MedStar Georgetown and Huntington’s Disease Youth Organization to Support Young People and their Families

Nineteen year old Brian Schmidt of Baltimore knows he is at risk for a disease he describes as "like Alzheimer's and Parkinson’s Disease mixed together." The genetically inherited condition is called Huntington’s Disease (HD). "It's important for more people to know about this disease; they need to know what's going on," said Brian. Brian is hoping to spread the word about HD, which he has a 50 percent chance of inheriting, and to interact with other young people like himself. People impacted by HD in their family live with the choice of getting tested and then the excruciating decisions that follow: work, marriage, children.

December 10, 2014

Brian Schmidt, 19 years old, Baltimore, Md. with father and neice.
Brian Schmidt, 19 years old, Baltimore, Md. with father and neice.

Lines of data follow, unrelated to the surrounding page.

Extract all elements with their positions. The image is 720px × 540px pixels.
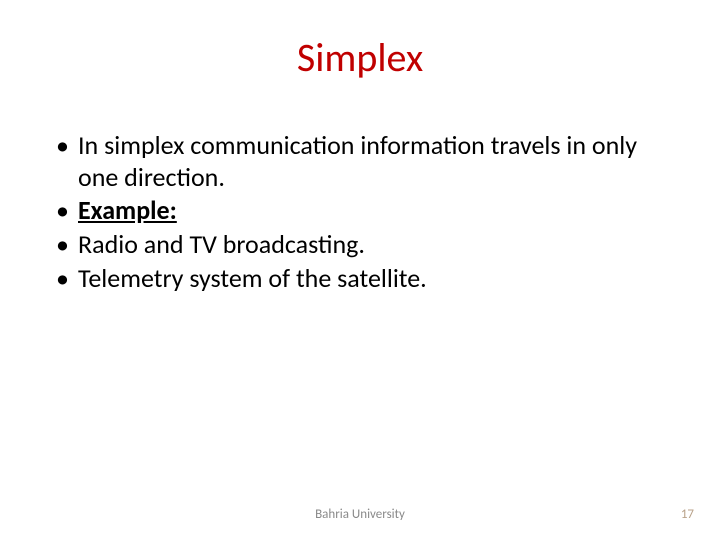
bullet-text: Radio and TV broadcasting. xyxy=(78,228,365,260)
bullet-list: In simplex communication information tra… xyxy=(50,130,670,295)
footer-text: Bahria University xyxy=(0,507,720,522)
bullet-text: In simplex communication information tra… xyxy=(78,129,637,193)
bullet-item: Example: xyxy=(50,195,670,227)
bullet-text: Telemetry system of the satellite. xyxy=(78,262,427,294)
bullet-item: Radio and TV broadcasting. xyxy=(50,229,670,261)
slide: Simplex In simplex communication informa… xyxy=(0,0,720,540)
bullet-item: Telemetry system of the satellite. xyxy=(50,263,670,295)
page-number: 17 xyxy=(681,507,694,522)
slide-body: In simplex communication information tra… xyxy=(0,130,720,295)
slide-title: Simplex xyxy=(0,0,720,82)
bullet-text: Example: xyxy=(78,194,177,226)
bullet-item: In simplex communication information tra… xyxy=(50,130,670,193)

Nineteen year old Brian Schmidt of Baltimore knows he is at risk for a disease he describes as "like Alzheimer's and Parkinson’s Disease mixed together." The genetically inherited condition is called Huntington’s Disease (HD), and Brian watched it claim his father's body, mind, spirit and eventually his life.

"It's important for more people to know about this disease; they need to know what's going on," said Brian.

Brian is hoping to spread the word about HD, which he has a 50 percent chance of inheriting, and to interact with other young people like himself. People impacted by HD in their family live with the choice of getting tested and then the excruciating decisions that follow: work, marriage, children.

MedStar Georgetown University Hospital's Huntington Disease Program is now connecting young people like Brian with a group called Huntington's Disease Youth Organization (HDYO). HDYO, supported by MedStar Georgetown and Huntington's Disease Society of America (HDSA), provides support services to young caregivers impacted by HD. According to HDSA, an estimated 80,000 are impacted by HD in America, and HDYO, called "H-D-Yo" for short, piloted the first professional program in the US to help young people under the age of 25 and their families who have been affected by this highly-stigmatized disease.

"In HD families, it's not that young people are being ignored; It's the fact there is so much going on with them at this stage of life," said Chandler Swope, LICSW and director of Youth Services at HDYO. "As most work is focused on the patients with HD, HDYO is a place for information that is accurate and age appropriate."

As a majority of young people impacted by HD experience the strenuous toll of caregiving to family members with HD, HDYO is committed to the overall wellbeing of young people. The extensive care required for HD, in conjunction with the lack of appropriate support for caregivers, can present emotional and physical issues, including isolation, depression self-harm and suicide in a family. HDYO's pilot project, which is based in Washington, DC and serves the Mid-Atlantic Region, provides one-on-one support, support for families, advocates in the community, and hosts events to allow young people, who facing similar circumstances in families with HD, to meet, have a safe space for dialogue and build supportive relationships.

Huntington's Disease is an inherited disease that has the power to take away one's control of memory, physical movement, emotions and more. Described as a slowly progressing movement disorder, psychological disease and neurological condition all in one, HD can cause a patient to experience grueling symptoms, such as involuntary movements, slurred speech, restlessness, drastic mood swings, forgetfulness, exhaustion, severe depression and intellectual difficulties. The demand and complexity of HD symptoms, which usually starts in one's 30's or 40's, and the long trajectory of a 15- to 20-year life expectancy can burden patients and their families, especially young people who are curious and concerned about their future. For 18-year-olds and older, genetic testing is available, but only 10-15 percent of young people will get tested for HD, according to Karen Anderson, MD and director of Huntington Disease Care, Education and Research Center (HDCERC). Dr. Anderson said that the lack of understanding around Huntington's Disease creates fear, which she said could be one reason young people decide not to get tested. Fear can also result from watching the slow progression of HD in a loved one's life.

"People are often so afraid to talk about Huntington's Disease. It's a very rough and devastating, family disease, but a lack of knowledge creates fear, which makes things so much harder later on. This is why it's important to participate and get involved in HDYO," Dr. Anderson said. "[HDYO] provides good information and good support."

"At the support group, it was nice to talk to people and tell them what it's like to have [HD] in your family," said Brian. "As more people talk about [HD], I'm hopeful [researchers and doctors] will find something to, not really slow [HD] down, but to cure [HD]."